情けない声を出して河川敷を這いつくばる男子生徒を、俺は冷えた目で見下ろしていた。


「城之内っつったか? お前さ、自分が今までなにしたか胸に手を当てて、よ〜く考えてみろ。なっ?」



顔見知りの女子生徒に頼んで甘い言葉で電話をかけさせれば、まんまと引っかかって指定場所に現れた哀れな男、柴蔵高校の城之内。


ポチを虐めて、苦しめていた元凶。


そう思えば思うほど、胸の中になにか熱いものが込み上げてくる。


城之内に連れられて、西園 歌恋とかいう女子生徒も少し離れた場所に佇んでいた。


まぁ、その表情はこっちにビビって、完全に青ざめているが。


「あ、アンタみたいな人にちょっかいをかけた覚えはな、」


言い終える前に、手の平で口を鷲掴みにする。


「心当たりがありすぎてさぁ、心臓破裂しそうなんだろ? 違うか?」


「ひ、ひいっ!」


喉をヒクつかせて息を吸うクソ野郎を軽く小突けば、尻餅をついたまま半泣きで後退していく。
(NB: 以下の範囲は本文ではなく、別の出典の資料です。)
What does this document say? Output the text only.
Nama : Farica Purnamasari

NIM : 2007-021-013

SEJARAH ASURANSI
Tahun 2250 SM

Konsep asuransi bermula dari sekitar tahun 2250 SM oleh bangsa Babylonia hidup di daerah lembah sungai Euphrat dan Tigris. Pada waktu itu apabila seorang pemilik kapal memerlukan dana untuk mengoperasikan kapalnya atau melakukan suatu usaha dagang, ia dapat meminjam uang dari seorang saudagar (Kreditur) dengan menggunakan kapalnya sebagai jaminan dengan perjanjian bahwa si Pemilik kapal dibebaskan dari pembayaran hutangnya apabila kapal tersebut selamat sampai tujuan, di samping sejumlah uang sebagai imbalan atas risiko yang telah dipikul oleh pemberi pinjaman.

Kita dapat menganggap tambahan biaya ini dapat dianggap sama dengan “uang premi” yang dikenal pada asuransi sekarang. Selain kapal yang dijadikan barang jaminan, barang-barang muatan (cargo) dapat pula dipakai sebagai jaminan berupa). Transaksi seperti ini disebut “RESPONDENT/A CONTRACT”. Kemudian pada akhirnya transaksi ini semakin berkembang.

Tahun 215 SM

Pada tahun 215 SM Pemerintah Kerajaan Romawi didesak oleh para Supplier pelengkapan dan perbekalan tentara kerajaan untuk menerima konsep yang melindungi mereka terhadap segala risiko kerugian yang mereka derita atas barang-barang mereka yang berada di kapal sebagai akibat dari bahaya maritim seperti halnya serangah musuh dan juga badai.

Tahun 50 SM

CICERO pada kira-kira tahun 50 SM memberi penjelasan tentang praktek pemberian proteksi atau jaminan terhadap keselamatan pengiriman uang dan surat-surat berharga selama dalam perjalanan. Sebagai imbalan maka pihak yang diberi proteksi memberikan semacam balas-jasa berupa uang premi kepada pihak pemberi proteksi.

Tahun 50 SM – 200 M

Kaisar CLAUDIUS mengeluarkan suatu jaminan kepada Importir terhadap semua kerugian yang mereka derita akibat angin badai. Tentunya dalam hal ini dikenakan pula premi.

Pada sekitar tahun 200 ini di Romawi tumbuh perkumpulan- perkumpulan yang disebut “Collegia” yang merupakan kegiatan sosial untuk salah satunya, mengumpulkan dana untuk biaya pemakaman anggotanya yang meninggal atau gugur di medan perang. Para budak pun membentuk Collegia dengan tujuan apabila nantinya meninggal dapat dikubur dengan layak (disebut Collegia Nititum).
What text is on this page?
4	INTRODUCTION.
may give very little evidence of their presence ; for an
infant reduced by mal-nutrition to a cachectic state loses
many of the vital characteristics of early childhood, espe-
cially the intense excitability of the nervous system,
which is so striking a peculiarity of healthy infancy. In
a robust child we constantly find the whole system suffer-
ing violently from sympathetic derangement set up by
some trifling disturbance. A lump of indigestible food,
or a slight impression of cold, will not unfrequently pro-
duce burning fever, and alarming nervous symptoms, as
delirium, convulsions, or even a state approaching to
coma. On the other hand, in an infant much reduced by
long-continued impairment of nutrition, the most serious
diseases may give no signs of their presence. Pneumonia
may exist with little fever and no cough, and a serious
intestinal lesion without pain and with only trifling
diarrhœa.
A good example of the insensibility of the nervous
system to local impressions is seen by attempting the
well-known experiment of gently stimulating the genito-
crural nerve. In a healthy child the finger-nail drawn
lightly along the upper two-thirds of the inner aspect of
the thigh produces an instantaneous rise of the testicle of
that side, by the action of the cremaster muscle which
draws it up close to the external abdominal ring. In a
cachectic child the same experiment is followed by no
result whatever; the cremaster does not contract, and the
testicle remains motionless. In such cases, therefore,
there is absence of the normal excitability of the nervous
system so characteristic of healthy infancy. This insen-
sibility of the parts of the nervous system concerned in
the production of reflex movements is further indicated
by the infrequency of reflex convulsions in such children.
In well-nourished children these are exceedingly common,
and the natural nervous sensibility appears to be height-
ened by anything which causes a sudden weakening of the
(尻で移動するなんざ、器用なヤツだな)、なんて見守っていると、城之内は俺の背後を指差して引き攣った笑みを浮かべていた。



「は、ははっ。俺に電話をかけてきた女をみんなに回してやろうと、仲間をここに呼んでおいたんだ。残念だったな、お前」

「なに?」

数秒後、振り返るよりも先に鈍い痛みが頭に走る。


「っ、」


後ろに立っている奴らに何かで殴られたと悟るには、そう時間はかからなかった。